My classical training started with piano and violin lessons from the nuns at Sacred Hearts Academy in Kaimuki  and continued until I entered high school, where my interests were unfortunately diverted.     Five years ago, I subsequently began piano lessons again and enjoy it greatly today, along with choir and voice class.  I thank everyone, from my grandmother, to Sister Mary Dominic; my hula teacher; the various school and church  choirs I participated  in; Roberta King, my current piano mentress – all of it – for allowing  me to have joy in my life through music. 

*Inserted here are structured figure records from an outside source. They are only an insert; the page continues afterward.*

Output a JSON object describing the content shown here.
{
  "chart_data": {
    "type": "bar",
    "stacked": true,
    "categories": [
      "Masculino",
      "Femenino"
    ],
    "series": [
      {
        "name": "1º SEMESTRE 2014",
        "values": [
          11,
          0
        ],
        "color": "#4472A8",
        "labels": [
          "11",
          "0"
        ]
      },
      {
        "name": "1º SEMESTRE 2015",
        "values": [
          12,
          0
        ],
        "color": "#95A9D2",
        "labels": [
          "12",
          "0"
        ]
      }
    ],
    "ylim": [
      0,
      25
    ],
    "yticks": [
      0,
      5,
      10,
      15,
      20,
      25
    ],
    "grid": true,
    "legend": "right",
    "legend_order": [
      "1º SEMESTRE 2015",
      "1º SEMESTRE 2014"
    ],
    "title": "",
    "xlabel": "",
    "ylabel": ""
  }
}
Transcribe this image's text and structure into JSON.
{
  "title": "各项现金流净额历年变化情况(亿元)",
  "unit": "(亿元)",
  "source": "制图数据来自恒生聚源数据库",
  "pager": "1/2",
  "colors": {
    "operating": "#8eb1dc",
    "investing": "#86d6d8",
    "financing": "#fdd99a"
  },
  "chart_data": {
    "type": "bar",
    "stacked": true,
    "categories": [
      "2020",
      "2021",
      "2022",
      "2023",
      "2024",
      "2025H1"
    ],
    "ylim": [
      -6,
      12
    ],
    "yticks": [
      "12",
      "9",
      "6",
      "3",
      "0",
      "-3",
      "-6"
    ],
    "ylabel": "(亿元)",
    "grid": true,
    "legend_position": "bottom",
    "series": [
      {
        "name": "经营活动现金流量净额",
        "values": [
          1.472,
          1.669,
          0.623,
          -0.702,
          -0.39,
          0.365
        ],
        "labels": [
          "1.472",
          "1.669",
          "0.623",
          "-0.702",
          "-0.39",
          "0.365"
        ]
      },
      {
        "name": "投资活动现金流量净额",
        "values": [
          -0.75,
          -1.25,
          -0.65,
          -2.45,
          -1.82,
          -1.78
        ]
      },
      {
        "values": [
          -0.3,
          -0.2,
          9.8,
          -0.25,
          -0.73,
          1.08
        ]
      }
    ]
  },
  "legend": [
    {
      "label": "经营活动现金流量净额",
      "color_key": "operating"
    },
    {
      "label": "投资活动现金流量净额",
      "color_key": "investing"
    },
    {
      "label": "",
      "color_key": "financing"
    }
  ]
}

And what does Henry Purcell, the English-Baroque master have to do with all of this??   Well, my daughter, who has the blessings of a big, classical soprano voice, has inspired me to fully research any piece that I am taken with, so that I can present it with believability.   At this time, it is baroque styled music (which I believe is the forerunner for many current styles, including reggae)  that has grabbed my attention.  And like my grandmother once  said to me, “…if you fall in love with a song, find out what it’s saying, and figure out how to convey that  message so that it’s believable, and touches someone else.  Otherwise, it’s just notes on a page.”    And I believe that I could apply that concept to just about everything  I do.